The concept of electronic tattoos is being developed by research teams in different countries of the world. Tattoos present electronic sensors that are attached directly at the skin of a person using a transparent and very thin polymer substrate. These sensors can take information on the skin’s hydration and temperature, as well as signals from muscles and brain activity.
Existing technologies use, for example, gold nanoparticles. In turn, TPU PhD student Anna Lipkova suggests using a cheaper and more accessible solution of graphene oxide, i.e. a compound of carbon with oxygen-containing groups.
‘The very idea of on-body sensors is already existed and the term ‘electronic tattoo’ has become generally accepted in this field. However, there is no data on their commercial application yet. Our development features the used material and, accordingly, the technology used. We apply graphene oxide on polymer substrate – you may use any polymer dependently on an objective – then we draw conductive channels on the substrate using laser. When exposed to laser, graphene oxide transforms into a conductive material reduced graphene oxide (rGO).
When the properties of the skin or subcutaneous layer change, the resistance of graphene changes too. This parameter is monitored via electrical contacts.
Changing the resistance makes it possible interpreting signals, for example, from muscles. But this is physicians’ business,’ explains the young scientist.

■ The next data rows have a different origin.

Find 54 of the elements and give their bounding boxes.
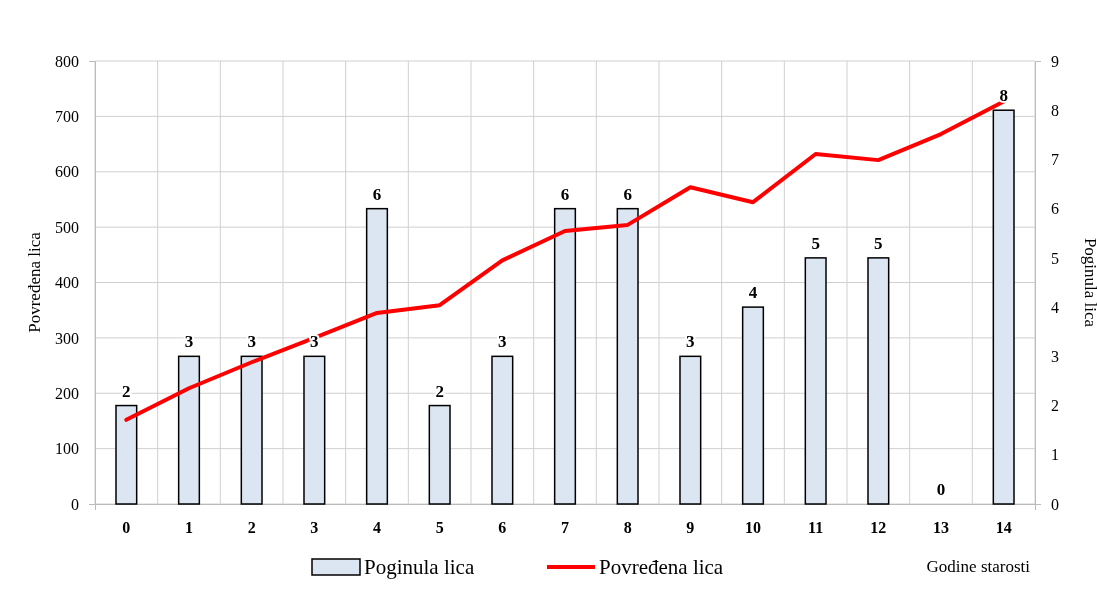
category-label: 6 bbox=[372, 184, 382, 204]
y2-tick-label: 2 bbox=[1051, 397, 1059, 415]
category-label: 6 bbox=[623, 184, 632, 204]
category-label: 4 bbox=[748, 283, 758, 303]
line-series bbox=[124, 99, 1006, 422]
y2-tick-label: 7 bbox=[1051, 151, 1059, 169]
category-label: 6 bbox=[560, 184, 570, 204]
y-tick-label: 300 bbox=[55, 329, 79, 347]
category-label: 3 bbox=[686, 332, 695, 352]
x-tick-label: 12 bbox=[870, 519, 887, 537]
x-tick-label: 5 bbox=[435, 519, 444, 537]
y2-tick-label: 6 bbox=[1051, 200, 1059, 218]
y2-axis-title: Poginula lica bbox=[1081, 237, 1097, 328]
category-label: 2 bbox=[122, 381, 131, 401]
y-tick-label: 400 bbox=[55, 274, 79, 292]
x-tick-label: 9 bbox=[686, 519, 695, 537]
y-tick-label: 800 bbox=[55, 52, 79, 70]
y-tick-label: 700 bbox=[55, 108, 79, 125]
y-tick-label: 0 bbox=[71, 495, 79, 513]
x-tick-label: 8 bbox=[623, 519, 632, 537]
y2-tick-label: 1 bbox=[1051, 446, 1059, 464]
category-label: 5 bbox=[874, 233, 883, 253]
x-tick-label: 1 bbox=[185, 519, 193, 537]
x-axis-title: Godine starosti bbox=[926, 557, 1031, 576]
category-label: 0 bbox=[936, 480, 946, 499]
y-tick-label: 100 bbox=[55, 440, 79, 458]
x-tick-label: 2 bbox=[247, 519, 256, 537]
legend-label: Povređena lica bbox=[599, 555, 724, 579]
category-label: 5 bbox=[811, 233, 820, 253]
x-tick-label: 0 bbox=[122, 519, 131, 537]
y-tick-label: 600 bbox=[55, 163, 79, 181]
y2-tick-label: 5 bbox=[1051, 249, 1059, 267]
category-label: 2 bbox=[435, 381, 444, 401]
y-tick-label: 200 bbox=[55, 384, 79, 402]
x-tick-label: 14 bbox=[995, 519, 1012, 537]
x-tick-label: 13 bbox=[933, 519, 949, 537]
category-label: 3 bbox=[247, 332, 256, 352]
category-label: 8 bbox=[999, 86, 1008, 106]
x-tick-label: 6 bbox=[498, 519, 507, 537]
x-tick-label: 7 bbox=[561, 519, 569, 537]
category-label: 3 bbox=[184, 332, 194, 352]
y-tick-label: 500 bbox=[55, 218, 79, 236]
y2-tick-label: 9 bbox=[1051, 52, 1059, 70]
x-tick-label: 3 bbox=[310, 519, 319, 537]
y2-tick-label: 0 bbox=[1051, 495, 1059, 513]
y-axis-title: Povređena lica bbox=[25, 231, 44, 333]
x-tick-label: 10 bbox=[745, 519, 761, 537]
y2-tick-label: 8 bbox=[1051, 101, 1059, 119]
legend-label: Poginula lica bbox=[364, 555, 475, 579]
category-label: 3 bbox=[498, 332, 507, 352]
y2-tick-label: 3 bbox=[1051, 347, 1059, 365]
x-tick-label: 11 bbox=[808, 519, 824, 537]
x-tick-label: 4 bbox=[373, 519, 381, 537]
y2-tick-label: 4 bbox=[1051, 298, 1059, 316]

Graphene oxide is mechanically stable, optically transparent and, the most important, biocompatible.
‘Tattoos can be placed on different parts of the body, depending on the sensor. They won’t be any trouble for a person. Electronic tattoos are applied the same way as conventional temporary tattoos,’ adds Anna.
The post-graduate student is working under the supervision of TPU professor Raul Rodrigez and TPU professor Evgeniya Sheremet. Assistant of the Department Olga Nozdrina masters the technology.
‘Imagine graphene oxide, in fact, it is ordinary graphite like the one in pencils, treated with a strong oxidizer. Its cost and the cost of associated elements are much less than gold, even if we deal with nanoparticles.
Therefore, our technology and materials used are more cost-effective for mass production.
For the next stage we are tasked to develop algorithms for data collection from sensor for their further interpretation. Together with medical scientists from the Tomsk Research Institute of Cardiology we are also going to determine what parameters should be taken with these sensors,’ notes Professor Evgeniya Sheremet from the Department of Lasers and Lighting Technology.